Our roads, our power grids, and our water supply systems were all designed to support a world that no longer exists. That world had fewer people, better funding for basic maintenance, and a more predictable climate. Those circumstances seemed pretty permanent—so the infrastructure that was designed for them is pretty permanent too. That has become a problem, says Chester, because the world we live in now is marked by instability.
Who is this “we”? California citizens didn’t vote for PG&E to grossly underinvest in its plant and network. A Californian I know who has been spending time in Germany and France has been stunned at the high quality of the roads there compared to his home state. Chester, by contrast, acts as if underfunding were an act of God, not political choices that in large measure resulted from decades of right-wing anti government messaging.

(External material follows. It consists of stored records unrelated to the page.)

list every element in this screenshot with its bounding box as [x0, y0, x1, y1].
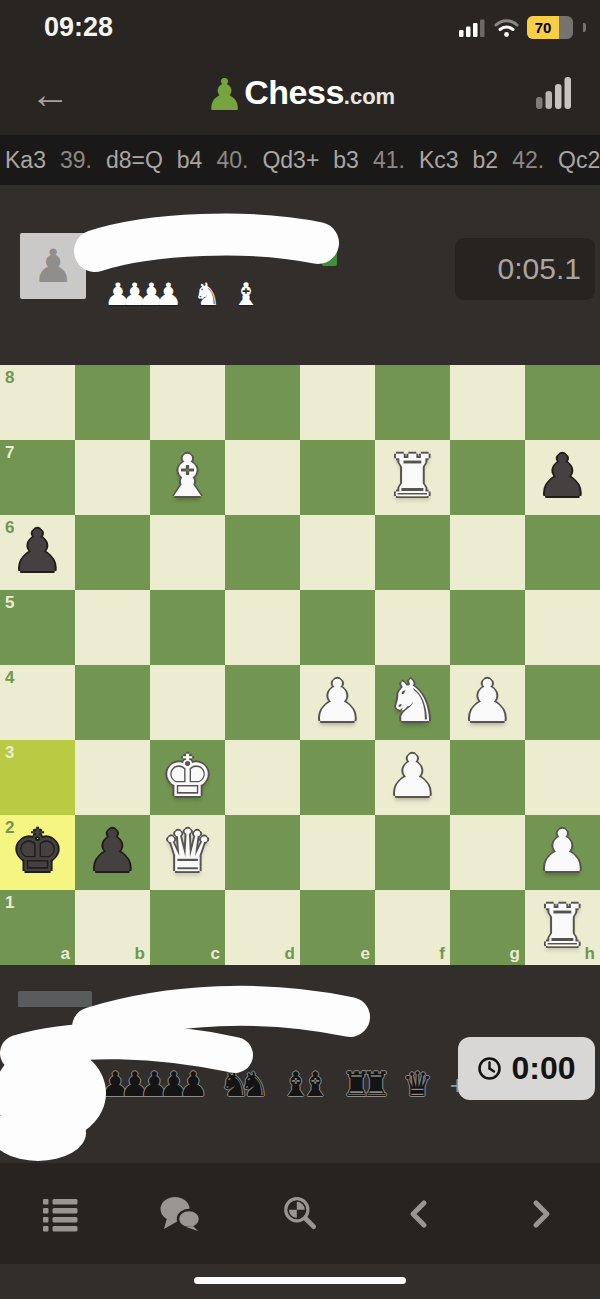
white-knight-f4[interactable]: ♞ — [375, 665, 450, 740]
status-bar: 09:28 70 — [0, 0, 600, 55]
rank-label-4: 4 — [5, 669, 14, 686]
square-a5[interactable]: 5 — [0, 590, 75, 665]
square-d4[interactable] — [225, 665, 300, 740]
square-h7[interactable]: ♟ — [525, 440, 600, 515]
square-c2[interactable]: ♛ — [150, 815, 225, 890]
next-move-icon — [522, 1196, 558, 1232]
move-b2[interactable]: b2 — [473, 147, 499, 174]
square-g4[interactable]: ♟ — [450, 665, 525, 740]
square-f7[interactable]: ♜ — [375, 440, 450, 515]
square-e6[interactable] — [300, 515, 375, 590]
square-d6[interactable] — [225, 515, 300, 590]
square-a8[interactable]: 8 — [0, 365, 75, 440]
status-icons: 70 — [459, 16, 586, 39]
white-rook-f7[interactable]: ♜ — [375, 440, 450, 515]
square-h4[interactable] — [525, 665, 600, 740]
captured-bishop-icon: ♝ — [232, 273, 260, 315]
logo-domain: .com — [344, 84, 395, 109]
move-Qc2[interactable]: Qc2 — [558, 147, 600, 174]
square-d1[interactable]: d — [225, 890, 300, 965]
player-bottom-white: Chi ♟♟♟♟♟♞♞♝♝♜♜♛+26 0:00 — [0, 965, 600, 1163]
captured-rook-group: ♜♜ — [341, 1061, 391, 1114]
square-b1[interactable]: b — [75, 890, 150, 965]
rank-label-8: 8 — [5, 369, 14, 386]
square-h3[interactable] — [525, 740, 600, 815]
square-c4[interactable] — [150, 665, 225, 740]
square-h6[interactable] — [525, 515, 600, 590]
black-pawn-b2[interactable]: ♟ — [75, 815, 150, 890]
move-number-40[interactable]: 40. — [216, 147, 248, 174]
file-label-b: b — [135, 945, 145, 962]
square-h2[interactable]: ♟ — [525, 815, 600, 890]
file-label-c: c — [211, 945, 220, 962]
file-label-e: e — [361, 945, 370, 962]
previous-move-icon — [402, 1196, 438, 1232]
rank-label-5: 5 — [5, 594, 14, 611]
previous-move-button[interactable] — [385, 1179, 455, 1249]
square-e8[interactable] — [300, 365, 375, 440]
square-c6[interactable] — [150, 515, 225, 590]
file-label-g: g — [510, 945, 520, 962]
app-screen: 09:28 70 ← ♟Chess.com — [0, 0, 600, 1299]
chat-button[interactable] — [145, 1179, 215, 1249]
chesscom-logo: ♟Chess.com — [0, 69, 600, 120]
square-g5[interactable] — [450, 590, 525, 665]
square-h1[interactable]: h♜ — [525, 890, 600, 965]
square-d3[interactable] — [225, 740, 300, 815]
square-f5[interactable] — [375, 590, 450, 665]
bottom-captured-pieces: ♟♟♟♟♟♞♞♝♝♜♜♛+26 — [100, 1061, 494, 1107]
file-label-d: d — [285, 945, 295, 962]
next-move-button[interactable] — [505, 1179, 575, 1249]
clock-icon — [477, 1056, 502, 1081]
square-g6[interactable] — [450, 515, 525, 590]
file-label-f: f — [439, 945, 445, 962]
square-g7[interactable] — [450, 440, 525, 515]
square-f1[interactable]: f — [375, 890, 450, 965]
square-f6[interactable] — [375, 515, 450, 590]
file-label-a: a — [61, 945, 70, 962]
white-pawn-g4[interactable]: ♟ — [450, 665, 525, 740]
home-indicator[interactable] — [194, 1277, 406, 1284]
square-b8[interactable] — [75, 365, 150, 440]
square-c1[interactable]: c — [150, 890, 225, 965]
square-a7[interactable]: 7 — [0, 440, 75, 515]
rank-label-2: 2 — [5, 819, 14, 836]
square-b5[interactable] — [75, 590, 150, 665]
square-a3[interactable]: 3 — [0, 740, 75, 815]
captured-bishop-group: ♝ — [232, 273, 260, 321]
moves-list-icon — [41, 1196, 79, 1232]
square-f8[interactable] — [375, 365, 450, 440]
move-b3[interactable]: b3 — [333, 147, 359, 174]
white-pawn-e4[interactable]: ♟ — [300, 665, 375, 740]
white-queen-c2[interactable]: ♛ — [150, 815, 225, 890]
square-d7[interactable] — [225, 440, 300, 515]
captured-knight-icon: ♞ — [239, 1061, 269, 1107]
captured-pawn-icon: ♟ — [154, 273, 182, 315]
captured-bishop-icon: ♝ — [300, 1061, 330, 1107]
square-b3[interactable] — [75, 740, 150, 815]
square-e5[interactable] — [300, 590, 375, 665]
top-player-avatar[interactable]: ♟ — [20, 233, 86, 299]
captured-knight-group: ♞♞ — [219, 1061, 269, 1114]
white-pawn-h2[interactable]: ♟ — [525, 815, 600, 890]
square-d5[interactable] — [225, 590, 300, 665]
top-clock-value: 0:05.1 — [498, 252, 581, 286]
square-c3[interactable]: ♚ — [150, 740, 225, 815]
square-e3[interactable] — [300, 740, 375, 815]
square-e4[interactable]: ♟ — [300, 665, 375, 740]
square-f3[interactable]: ♟ — [375, 740, 450, 815]
battery-icon: 70 — [527, 16, 573, 39]
captured-knight-icon: ♞ — [193, 273, 221, 315]
square-b2[interactable]: ♟ — [75, 815, 150, 890]
square-a6[interactable]: 6♟ — [0, 515, 75, 590]
captured-queen-group: ♛ — [402, 1061, 432, 1114]
square-e1[interactable]: e — [300, 890, 375, 965]
captured-pawn-group: ♟♟♟♟♟ — [100, 1061, 208, 1114]
square-g2[interactable] — [450, 815, 525, 890]
move-list-bar: Ka339.d8=Qb440.Qd3+b341.Kc3b242.Qc2Ka2 — [0, 135, 600, 185]
square-b7[interactable] — [75, 440, 150, 515]
battery-cap — [583, 23, 586, 32]
move-number-39[interactable]: 39. — [60, 147, 92, 174]
square-f2[interactable] — [375, 815, 450, 890]
captured-queen-icon: ♛ — [402, 1061, 432, 1107]
move-d8Q[interactable]: d8=Q — [106, 147, 163, 174]
logo-text: Chess — [244, 73, 344, 111]
square-c5[interactable] — [150, 590, 225, 665]
top-player-clock: 0:05.1 — [455, 238, 595, 300]
square-e7[interactable] — [300, 440, 375, 515]
move-Ka3[interactable]: Ka3 — [5, 147, 46, 174]
square-h5[interactable] — [525, 590, 600, 665]
square-b4[interactable] — [75, 665, 150, 740]
square-d2[interactable] — [225, 815, 300, 890]
white-king-c3[interactable]: ♚ — [150, 740, 225, 815]
cellular-signal-icon — [459, 19, 486, 37]
connection-bars-icon[interactable] — [536, 77, 572, 109]
square-g3[interactable] — [450, 740, 525, 815]
bottom-player-name[interactable]: Chi — [112, 1009, 151, 1040]
top-captured-pieces: ♟♟♟♟♞♝ — [104, 273, 271, 315]
square-h8[interactable] — [525, 365, 600, 440]
square-c8[interactable] — [150, 365, 225, 440]
square-b6[interactable] — [75, 515, 150, 590]
bottom-toolbar — [0, 1163, 600, 1264]
captured-pawn-icon: ♟ — [178, 1061, 208, 1107]
square-f4[interactable]: ♞ — [375, 665, 450, 740]
header: ← ♟Chess.com — [0, 55, 600, 135]
square-d8[interactable] — [225, 365, 300, 440]
bottom-player-clock: 0:00 — [458, 1037, 595, 1100]
white-bishop-c7[interactable]: ♝ — [150, 440, 225, 515]
chat-icon — [159, 1196, 201, 1232]
logo-pawn-icon: ♟ — [205, 69, 244, 120]
analysis-icon — [281, 1195, 319, 1233]
square-g8[interactable] — [450, 365, 525, 440]
square-a2[interactable]: 2♚ — [0, 815, 75, 890]
wifi-icon — [494, 19, 519, 37]
move-Qd3[interactable]: Qd3+ — [262, 147, 319, 174]
black-pawn-h7[interactable]: ♟ — [525, 440, 600, 515]
moves-list-button[interactable] — [25, 1179, 95, 1249]
square-e2[interactable] — [300, 815, 375, 890]
square-g1[interactable]: g — [450, 890, 525, 965]
captured-pawn-group: ♟♟♟♟ — [104, 273, 182, 321]
captured-rook-icon: ♜ — [361, 1061, 391, 1107]
move-number-41[interactable]: 41. — [373, 147, 405, 174]
bottom-player-avatar[interactable] — [18, 991, 92, 1007]
avatar-pawn-icon: ♟ — [32, 239, 73, 293]
player-top-black: ♟ ♟♟♟♟♞♝ 0:05.1 — [0, 185, 600, 365]
top-player-flag — [322, 235, 337, 266]
move-b4[interactable]: b4 — [177, 147, 203, 174]
move-Kc3[interactable]: Kc3 — [419, 147, 459, 174]
rank-label-6: 6 — [5, 519, 14, 536]
square-a1[interactable]: 1a — [0, 890, 75, 965]
chess-board: 87♝♜♟6♟54♟♞♟3♚♟2♚♟♛♟1abcdefgh♜ — [0, 365, 600, 965]
bottom-clock-value: 0:00 — [511, 1050, 575, 1087]
rank-label-7: 7 — [5, 444, 14, 461]
status-clock: 09:28 — [44, 12, 113, 43]
rank-label-1: 1 — [5, 894, 14, 911]
battery-level: 70 — [527, 16, 559, 39]
captured-knight-group: ♞ — [193, 273, 221, 321]
analysis-button[interactable] — [265, 1179, 335, 1249]
white-pawn-f3[interactable]: ♟ — [375, 740, 450, 815]
rank-label-3: 3 — [5, 744, 14, 761]
square-a4[interactable]: 4 — [0, 665, 75, 740]
move-number-42[interactable]: 42. — [512, 147, 544, 174]
captured-bishop-group: ♝♝ — [280, 1061, 330, 1114]
square-c7[interactable]: ♝ — [150, 440, 225, 515]
file-label-h: h — [585, 945, 595, 962]
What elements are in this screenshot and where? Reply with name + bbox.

Even though the Gilet Jaunes are critical of highway maintenance in rural areas, I have a sneaking suspicion that roads that are sub-par enough by French standards so as to lower driving speeds are still markedly better than highways in, say, downstate Michigan and northwestern Ohio.
The larger point here is simple, but too ugly to face square on, hence the supposed straight talk that minces around the rotting corpse of existing conditions. As Yankees sometimes say, “You can’t get there from here.” There’s a lot that could be done to reduce exposure to the worst effects of climate change and mass species extinctions. There is also a lot we could do to slow and even stop the damage we are doing on both fronts. But they require massive changes and costs, including ending many people’s current livelihoods and making them upend their lives in other ways. It’s easier to deny things are as bad as they are.